Ce paradoxe – la nécessité de la contingence, l’absolue contingence de tout sauf de la contingence elle-même – constitue peut-être le noyau conceptuel de la fiction spéculative. Car ce qui est nécessaire, ce n’est pas tel ou tel événement, telle ou telle configuration du monde, mais la possibilité permanente de leur transformation, de leur métamorphose, de leur effondrement. C’est cette possibilité qui est explorée dans la fiction spéculative, non comme un thème parmi d’autres, mais comme sa texture même, son mode d’être spécifique.
“Le terme contingence, en revanche, renvoie au latin contingere : arriver, c’est-à-dire ce qui arrive, mais ce qui arrive assez pour que cela nous arrive.

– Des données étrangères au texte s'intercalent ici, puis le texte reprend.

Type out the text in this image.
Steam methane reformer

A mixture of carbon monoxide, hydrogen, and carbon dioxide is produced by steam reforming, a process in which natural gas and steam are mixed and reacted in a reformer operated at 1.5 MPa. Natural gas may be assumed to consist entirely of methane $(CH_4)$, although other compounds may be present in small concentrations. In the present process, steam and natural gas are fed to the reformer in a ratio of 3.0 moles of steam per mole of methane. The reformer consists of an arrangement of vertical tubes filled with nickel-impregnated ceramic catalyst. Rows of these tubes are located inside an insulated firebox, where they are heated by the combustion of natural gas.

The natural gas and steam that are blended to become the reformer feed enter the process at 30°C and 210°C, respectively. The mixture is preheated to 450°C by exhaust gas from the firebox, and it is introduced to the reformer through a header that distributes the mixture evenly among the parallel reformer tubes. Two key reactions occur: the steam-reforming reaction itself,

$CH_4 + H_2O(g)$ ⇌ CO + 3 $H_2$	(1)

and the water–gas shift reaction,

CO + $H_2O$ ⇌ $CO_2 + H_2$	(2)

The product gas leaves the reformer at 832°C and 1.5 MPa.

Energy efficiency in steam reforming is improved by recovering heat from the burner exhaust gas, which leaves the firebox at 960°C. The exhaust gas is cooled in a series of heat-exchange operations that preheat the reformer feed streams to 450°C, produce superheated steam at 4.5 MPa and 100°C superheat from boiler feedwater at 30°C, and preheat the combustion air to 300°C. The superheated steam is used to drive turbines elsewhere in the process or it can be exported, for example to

Le contingent, c’est en somme lorsque quelque chose arrive enfin – quelque chose d’autre, qui, échappant à tous les possibles déjà répertoriés, met fin à la vanité d’un jeu ou tout, y compris l’improbable, est prévisible.”
Cette définition de la contingence comme ce qui arrive véritablement, comme l’événement qui échappe à tous les calculs, à toutes les prévisions, même les plus sophistiquées, nous offre une clé pour comprendre la dimension proprement événementielle de la fiction spéculative. Car ce qui est visé, ce n’est pas la simple variation au sein d’un cadre prédéfini, mais l’irruption de l’imprévisible, de ce qui excède tous les possibles déjà répertoriés. Il s’agit d’une fiction de l’événement au sens fort, de ce qui fait effraction dans l’ordre établi des choses, de ce qui interrompt la continuité prévisible du monde.

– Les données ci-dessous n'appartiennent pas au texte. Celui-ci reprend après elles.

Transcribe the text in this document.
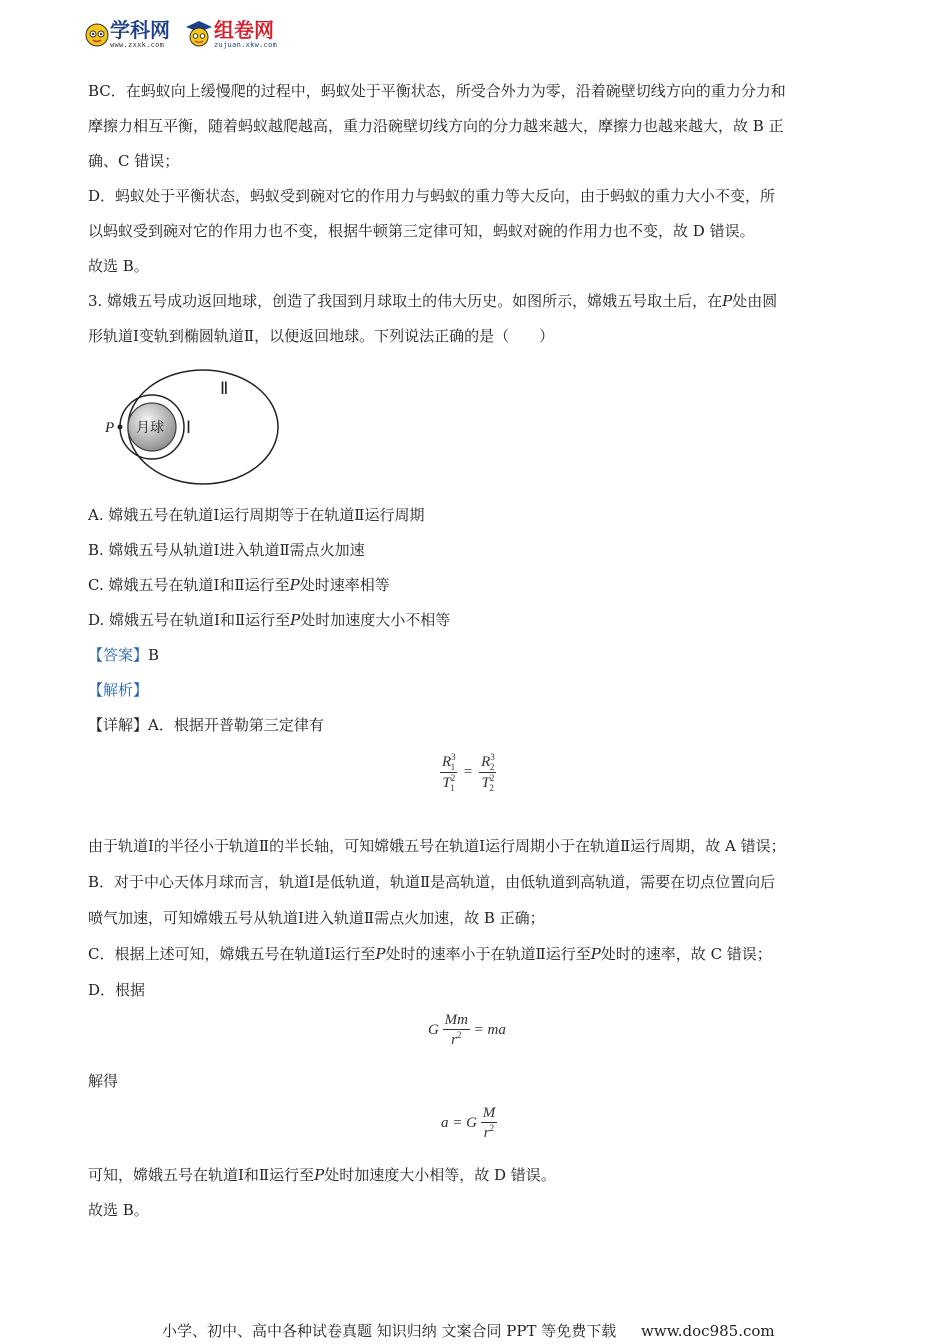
学科网
www.zxxk.com
组卷网
zujuan.xkw.com

BC．在蚂蚁向上缓慢爬的过程中，蚂蚁处于平衡状态，所受合外力为零，沿着碗壁切线方向的重力分力和

摩擦力相互平衡，随着蚂蚁越爬越高，重力沿碗壁切线方向的分力越来越大，摩擦力也越来越大，故 B 正

确、C 错误；

D．蚂蚁处于平衡状态，蚂蚁受到碗对它的作用力与蚂蚁的重力等大反向，由于蚂蚁的重力大小不变，所

以蚂蚁受到碗对它的作用力也不变，根据牛顿第三定律可知，蚂蚁对碗的作用力也不变，故 D 错误。

故选 B。

3. 嫦娥五号成功返回地球，创造了我国到月球取土的伟大历史。如图所示，嫦娥五号取土后，在P处由圆

形轨道Ⅰ变轨到椭圆轨道Ⅱ，以便返回地球。下列说法正确的是（　　）

P 月球 Ⅰ
Ⅱ

A. 嫦娥五号在轨道Ⅰ运行周期等于在轨道Ⅱ运行周期

B. 嫦娥五号从轨道Ⅰ进入轨道Ⅱ需点火加速

C. 嫦娥五号在轨道Ⅰ和Ⅱ运行至P处时速率相等

D. 嫦娥五号在轨道Ⅰ和Ⅱ运行至P处时加速度大小不相等

【答案】B

【解析】

【详解】A．根据开普勒第三定律有

$\frac{R^3_1}{T^2_1} = \frac{R^3_2}{T^2_2}$

由于轨道Ⅰ的半径小于轨道Ⅱ的半长轴，可知嫦娥五号在轨道Ⅰ运行周期小于在轨道Ⅱ运行周期，故 A 错误；

B．对于中心天体月球而言，轨道Ⅰ是低轨道，轨道Ⅱ是高轨道，由低轨道到高轨道，需要在切点位置向后

喷气加速，可知嫦娥五号从轨道Ⅰ进入轨道Ⅱ需点火加速，故 B 正确；

C．根据上述可知，嫦娥五号在轨道Ⅰ运行至P处时的速率小于在轨道Ⅱ运行至P处时的速率，故 C 错误；

D．根据

G $\frac{Mm}{r^2}$ = ma

解得

a = G $\frac{M}{r^2}$

可知，嫦娥五号在轨道Ⅰ和Ⅱ运行至P处时加速度大小相等，故 D 错误。

故选 B。

小学、初中、高中各种试卷真题 知识归纳 文案合同 PPT 等免费下载 www.doc985.com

À titre personnel, la fiction spéculative est sans doute le coeur secret de mon entreprise et les oeuvres d’art visuel que j’ai pu réaliser sont des détours et des bouts d’essai pour ces fictions qui nous laisseraient sans consolation, qui ne nous guériraient de rien, ni de nous-mêmes ni du monde.

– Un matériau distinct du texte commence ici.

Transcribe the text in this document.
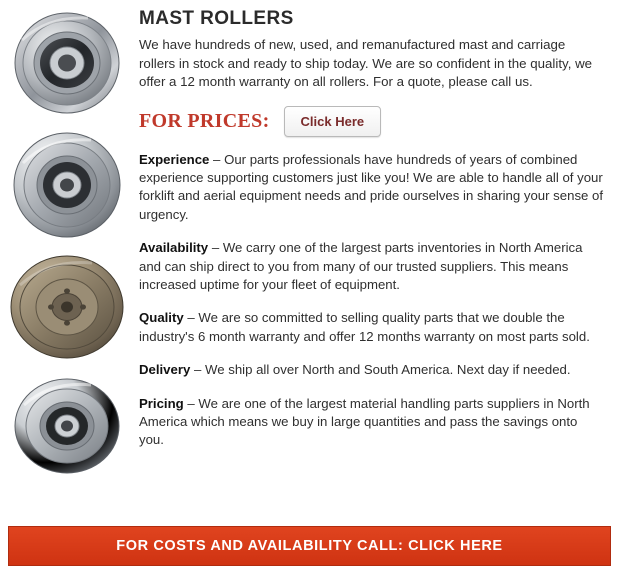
MAST ROLLERS

We have hundreds of new, used, and remanufactured mast and carriage rollers in stock and ready to ship today. We are so confident in the quality, we offer a 12 month warranty on all rollers. For a quote, please call us.

FOR PRICES:	Click Here

Experience – Our parts professionals have hundreds of years of combined experience supporting customers just like you! We are able to handle all of your forklift and aerial equipment needs and pride ourselves in sharing your sense of urgency.

Availability – We carry one of the largest parts inventories in North America and can ship direct to you from many of our trusted suppliers. This means increased uptime for your fleet of equipment.

Quality – We are so committed to selling quality parts that we double the industry's 6 month warranty and offer 12 months warranty on most parts sold.

Delivery – We ship all over North and South America. Next day if needed.

Pricing – We are one of the largest material handling parts suppliers in North America which means we buy in large quantities and pass the savings onto you.

FOR COSTS AND AVAILABILITY CALL: CLICK HERE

Cette absence de consolation, ce refus de la guérison, constitue peut-être la dimension éthique fondamentale de la fiction spéculative. Car ce qui est en jeu, ce n’est pas simplement une forme esthétique parmi d’autres, mais une manière d’habiter le monde dans sa contingence radicale, de faire face à son caractère fondamentalement irrationnel sans chercher refuge dans les illusions consolatrices de la nécessité ou du sens. La fiction spéculative nous confronte à un monde sans garantie, sans fondement ultime, sans téléologie rassurante – mais c’est précisément dans cette confrontation qu’elle nous offre la possibilité d’une liberté authentique, d’une créativité non soumise aux impératifs de la raison instrumentale ou aux logiques de la réconciliation narrative.
Les œuvres d’art visuel apparaissent alors comme des “détours”, des “bouts d’essai” pour ces fictions sans consolation – non pas comme des réalisations imparfaites d’un idéal qui les dépasserait, mais comme des explorations partielles, fragmentaires, de ce territoire immense qu’est la fiction spéculative. Chaque œuvre est une incursion dans cet espace des possibles, une tentative pour maintenir ouvert l’horizon de la contingence contre toutes les forces qui travaillent à sa réduction, à sa domestication, à sa transformation en nécessité.
Car c’est bien là l’enjeu fondamental de la fiction spéculative : résister à la clôture du possible, maintenir ouverte la béance par laquelle l’imprévisible peut faire irruption dans l’ordre établi des choses. Non pas pour célébrer le chaos ou la destruction pour eux-mêmes, mais pour préserver cette dimension d’altérité radicale sans laquelle le monde se figerait dans l’identité à soi, dans la répétition mécanique du même. La fiction spéculative est une pratique de l’ouverture, une éthique de la contingence qui refuse aussi bien les illusions consolatrices de la nécessité que les fantasmes nihilistes de l’absence totale de sens.